El laberinto es el más grande de los monumentos al ingenio humano, es la más grande construcción de la arquitectura humana, pero es al mismo tiempo la trampa mortal más inmensa, la cárcel por excelencia, el enigma de los enigmas; de la misma manera que la escritura es el exilio del habla, o la duplicación del habla que no es más que el silencio. Dédalo es encerrado con su hijo Ícaro en el laberinto construido por él, es aquí donde el laberinto se vuelve un bosque cerrado, un bosque amurallado, cada pasadizo conduce a otro y este en última instancia al mismo. Total, siempre nos encontramos en el lugar de donde habíamos partido, es el grado cero de la escritura, Madame Bovary soy yo, Escribo por el miedo a volverme loco, no hay mas atenuantes. Escribir es perderse, entrar en el laberinto y tener la ilusión de salir como Ícaro y su Padre impulsado por una alas enormes de cera, que no alcanzaron a ser derretidas por el sol porque ese día sólo había lluvia, la misma que le hizo perder el horizonte y lo obligó a aterrizar de manera súbita y forzada en una playa del Caribe, donde terminó convertido en un guiñapo de ángel o demonio, durmiendo en el corral de unas gallinas, olvidado de todos una vez pasada la novedad de haber encontrado una tarde en la playa a un señor muy viejo con unas alas enormes. Paradójico destino el de toda escritura, terminar siendo un simple mito, paradójico destino el de algunos mitos terminar siendo puro cuento.

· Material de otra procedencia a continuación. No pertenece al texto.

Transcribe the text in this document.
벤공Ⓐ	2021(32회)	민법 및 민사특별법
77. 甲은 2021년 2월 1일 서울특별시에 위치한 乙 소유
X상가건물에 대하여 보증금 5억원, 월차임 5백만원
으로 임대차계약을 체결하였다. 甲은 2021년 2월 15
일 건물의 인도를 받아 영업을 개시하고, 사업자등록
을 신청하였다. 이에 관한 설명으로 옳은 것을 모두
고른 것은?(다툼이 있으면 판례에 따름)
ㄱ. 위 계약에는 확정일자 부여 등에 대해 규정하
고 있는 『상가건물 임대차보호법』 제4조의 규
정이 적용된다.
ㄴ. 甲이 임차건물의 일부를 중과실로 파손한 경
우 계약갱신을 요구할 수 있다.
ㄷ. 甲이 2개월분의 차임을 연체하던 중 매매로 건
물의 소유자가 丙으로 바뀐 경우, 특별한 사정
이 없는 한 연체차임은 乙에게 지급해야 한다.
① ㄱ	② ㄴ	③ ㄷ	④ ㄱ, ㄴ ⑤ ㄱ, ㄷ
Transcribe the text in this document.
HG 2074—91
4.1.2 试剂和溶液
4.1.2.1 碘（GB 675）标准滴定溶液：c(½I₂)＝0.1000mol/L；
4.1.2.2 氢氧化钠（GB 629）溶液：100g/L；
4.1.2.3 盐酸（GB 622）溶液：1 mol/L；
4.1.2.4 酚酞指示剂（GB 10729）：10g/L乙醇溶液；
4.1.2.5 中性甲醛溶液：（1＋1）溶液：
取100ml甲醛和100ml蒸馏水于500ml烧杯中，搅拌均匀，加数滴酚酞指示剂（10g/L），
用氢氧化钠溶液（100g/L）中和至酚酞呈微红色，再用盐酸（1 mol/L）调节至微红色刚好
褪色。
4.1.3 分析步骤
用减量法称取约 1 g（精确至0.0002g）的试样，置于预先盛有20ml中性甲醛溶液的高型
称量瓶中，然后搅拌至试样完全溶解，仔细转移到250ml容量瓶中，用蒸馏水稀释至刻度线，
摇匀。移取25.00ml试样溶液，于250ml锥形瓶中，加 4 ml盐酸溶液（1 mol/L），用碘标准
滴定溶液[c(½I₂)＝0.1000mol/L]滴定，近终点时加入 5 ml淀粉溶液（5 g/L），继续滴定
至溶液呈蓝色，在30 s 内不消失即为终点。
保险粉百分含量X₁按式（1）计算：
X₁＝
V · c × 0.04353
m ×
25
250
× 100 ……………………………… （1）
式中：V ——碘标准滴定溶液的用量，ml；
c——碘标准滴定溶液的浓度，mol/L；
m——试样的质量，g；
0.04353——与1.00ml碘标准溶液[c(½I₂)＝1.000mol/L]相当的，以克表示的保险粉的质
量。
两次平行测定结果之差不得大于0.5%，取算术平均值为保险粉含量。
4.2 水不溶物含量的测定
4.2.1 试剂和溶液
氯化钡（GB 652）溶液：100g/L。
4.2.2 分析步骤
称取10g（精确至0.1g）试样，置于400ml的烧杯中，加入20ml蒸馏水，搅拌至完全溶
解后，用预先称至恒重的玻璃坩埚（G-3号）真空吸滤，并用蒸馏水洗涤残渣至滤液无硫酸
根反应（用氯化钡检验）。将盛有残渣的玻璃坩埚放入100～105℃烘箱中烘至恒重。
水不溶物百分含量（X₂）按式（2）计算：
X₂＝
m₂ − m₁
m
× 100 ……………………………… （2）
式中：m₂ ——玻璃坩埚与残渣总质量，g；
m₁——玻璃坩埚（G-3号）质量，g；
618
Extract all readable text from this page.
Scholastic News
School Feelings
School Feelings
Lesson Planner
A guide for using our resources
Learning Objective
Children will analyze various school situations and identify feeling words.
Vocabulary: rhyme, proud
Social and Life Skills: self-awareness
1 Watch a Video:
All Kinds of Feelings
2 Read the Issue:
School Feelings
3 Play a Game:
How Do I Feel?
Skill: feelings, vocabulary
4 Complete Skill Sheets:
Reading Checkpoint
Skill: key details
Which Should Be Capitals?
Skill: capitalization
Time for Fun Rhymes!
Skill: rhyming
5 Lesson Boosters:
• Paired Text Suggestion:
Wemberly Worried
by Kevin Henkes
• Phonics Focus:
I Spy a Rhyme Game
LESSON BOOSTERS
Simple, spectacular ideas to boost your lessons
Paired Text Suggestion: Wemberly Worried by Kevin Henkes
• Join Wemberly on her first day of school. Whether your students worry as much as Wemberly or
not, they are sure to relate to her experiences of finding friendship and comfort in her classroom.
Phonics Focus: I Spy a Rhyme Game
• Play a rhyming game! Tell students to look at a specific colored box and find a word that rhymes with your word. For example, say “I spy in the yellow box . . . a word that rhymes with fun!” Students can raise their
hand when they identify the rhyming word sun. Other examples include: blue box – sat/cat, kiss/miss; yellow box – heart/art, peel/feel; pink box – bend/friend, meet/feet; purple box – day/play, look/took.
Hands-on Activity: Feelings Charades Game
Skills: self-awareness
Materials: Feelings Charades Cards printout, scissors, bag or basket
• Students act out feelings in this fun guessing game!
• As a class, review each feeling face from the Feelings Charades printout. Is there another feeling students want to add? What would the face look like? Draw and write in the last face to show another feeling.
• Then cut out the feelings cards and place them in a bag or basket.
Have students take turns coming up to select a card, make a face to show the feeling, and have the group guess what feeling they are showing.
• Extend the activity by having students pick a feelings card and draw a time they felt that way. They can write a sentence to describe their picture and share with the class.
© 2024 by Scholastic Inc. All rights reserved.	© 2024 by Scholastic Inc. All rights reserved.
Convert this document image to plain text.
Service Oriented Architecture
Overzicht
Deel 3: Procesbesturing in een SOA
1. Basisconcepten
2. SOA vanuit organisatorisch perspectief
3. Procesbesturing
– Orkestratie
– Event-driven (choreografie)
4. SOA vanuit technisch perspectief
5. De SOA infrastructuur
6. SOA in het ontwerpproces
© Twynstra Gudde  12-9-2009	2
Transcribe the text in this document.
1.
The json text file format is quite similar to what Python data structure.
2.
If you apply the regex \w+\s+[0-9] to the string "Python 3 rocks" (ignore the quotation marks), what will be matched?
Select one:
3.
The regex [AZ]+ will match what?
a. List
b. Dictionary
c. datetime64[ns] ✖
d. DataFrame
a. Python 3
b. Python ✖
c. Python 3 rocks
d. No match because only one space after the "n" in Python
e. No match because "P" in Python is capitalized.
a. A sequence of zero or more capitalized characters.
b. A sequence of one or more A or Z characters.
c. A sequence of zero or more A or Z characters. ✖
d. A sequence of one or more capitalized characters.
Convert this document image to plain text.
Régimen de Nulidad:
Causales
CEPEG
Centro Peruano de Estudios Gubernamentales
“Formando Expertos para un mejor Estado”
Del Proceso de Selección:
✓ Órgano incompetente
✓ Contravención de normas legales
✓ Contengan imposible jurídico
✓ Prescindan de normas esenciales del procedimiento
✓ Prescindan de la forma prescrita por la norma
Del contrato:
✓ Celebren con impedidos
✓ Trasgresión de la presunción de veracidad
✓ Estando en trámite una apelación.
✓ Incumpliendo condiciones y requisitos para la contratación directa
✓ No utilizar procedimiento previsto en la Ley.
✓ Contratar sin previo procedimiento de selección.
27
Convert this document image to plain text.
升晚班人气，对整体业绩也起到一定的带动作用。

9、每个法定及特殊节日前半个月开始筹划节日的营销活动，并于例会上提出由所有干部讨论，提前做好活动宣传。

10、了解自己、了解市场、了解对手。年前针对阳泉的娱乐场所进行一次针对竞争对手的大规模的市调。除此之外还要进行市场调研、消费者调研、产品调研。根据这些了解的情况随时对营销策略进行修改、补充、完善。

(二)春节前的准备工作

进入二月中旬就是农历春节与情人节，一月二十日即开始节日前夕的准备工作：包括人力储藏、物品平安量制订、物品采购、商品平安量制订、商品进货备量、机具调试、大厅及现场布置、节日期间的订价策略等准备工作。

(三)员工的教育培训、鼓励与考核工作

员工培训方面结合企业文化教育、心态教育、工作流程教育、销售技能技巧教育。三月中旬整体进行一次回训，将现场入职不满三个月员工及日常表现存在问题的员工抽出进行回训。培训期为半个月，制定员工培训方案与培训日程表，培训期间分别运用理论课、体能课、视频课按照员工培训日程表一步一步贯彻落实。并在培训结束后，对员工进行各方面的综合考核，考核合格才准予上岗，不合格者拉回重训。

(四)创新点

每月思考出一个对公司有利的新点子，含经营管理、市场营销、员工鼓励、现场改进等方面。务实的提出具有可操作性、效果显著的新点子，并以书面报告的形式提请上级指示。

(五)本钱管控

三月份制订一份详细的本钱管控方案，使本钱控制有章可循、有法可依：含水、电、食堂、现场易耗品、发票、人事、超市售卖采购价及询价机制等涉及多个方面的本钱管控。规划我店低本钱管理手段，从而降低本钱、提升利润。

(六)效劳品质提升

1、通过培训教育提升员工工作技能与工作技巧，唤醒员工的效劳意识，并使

Vamos al grano, al meollo del asunto. En el libro de Borges titulado “Elogio de la sombra” de Jorge Luís Borges encontramos dos poemas referidos al laberinto, dos momentos en los cuales el tema se despliega, se vuelve circularidad, se expande. En un primer momento es el propio Minotauro quien nos habla desde lo más íntimo de su padecimiento, escuchemos su confesión, su decir que alcanza a conmovernos;


EL LABERINTO
Zeus no podrá desatar las redes
de piedra que me cercan. He olvidado
los nombres que antes fui; sigo el odiado
camino de monótonas paredes
que es mi destino. Rectas galerías
que se cruzan en círculos secretos
al cabo de los años parapetos
que ha agrietado la usura de los días.
En el pálido polvo he descifrado
rostros que temo. El aire me ha traído
en las cóncavas tardes un bramido
o el eco de un bramido desolado.
Sé que en las sombras hay Otro, cuya suerte
es fatigar las largas soledades
que tejen y destejen este Hades
y ansiar mi sangre y devorar mi muerte.
Nos buscamos los dos. Ojalá fuera
éste el último día de la espera.


Se desnuda ante el espejo el Minotauro, presiente ese otro que lo aguarda en cualquier galería, se ha dado cuenta de que el laberinto es el infinito y que este no es más que un juego de espejos; en algún lugar del laberinto hay otro laberinto. En algún lugar del Olimpo hay otros Olimpos, él mismo es un Zeus decadente. Alguien escribió el libreto y lo dejó abandonado en medio de un desierto de ladrillo. El Minotauro presiente a Teseo, lo ve a través del espejo de su alma de monstruo, lo espera con ansía, resopla para llamarlo, para suplicarle que dé fin a su eternidad, pero su espera es triste porque sabe que el más aterrador de los laberintos es el tiempo, aquel que se consume sin consumirse, el mismo que se expande en cada partícula que muere.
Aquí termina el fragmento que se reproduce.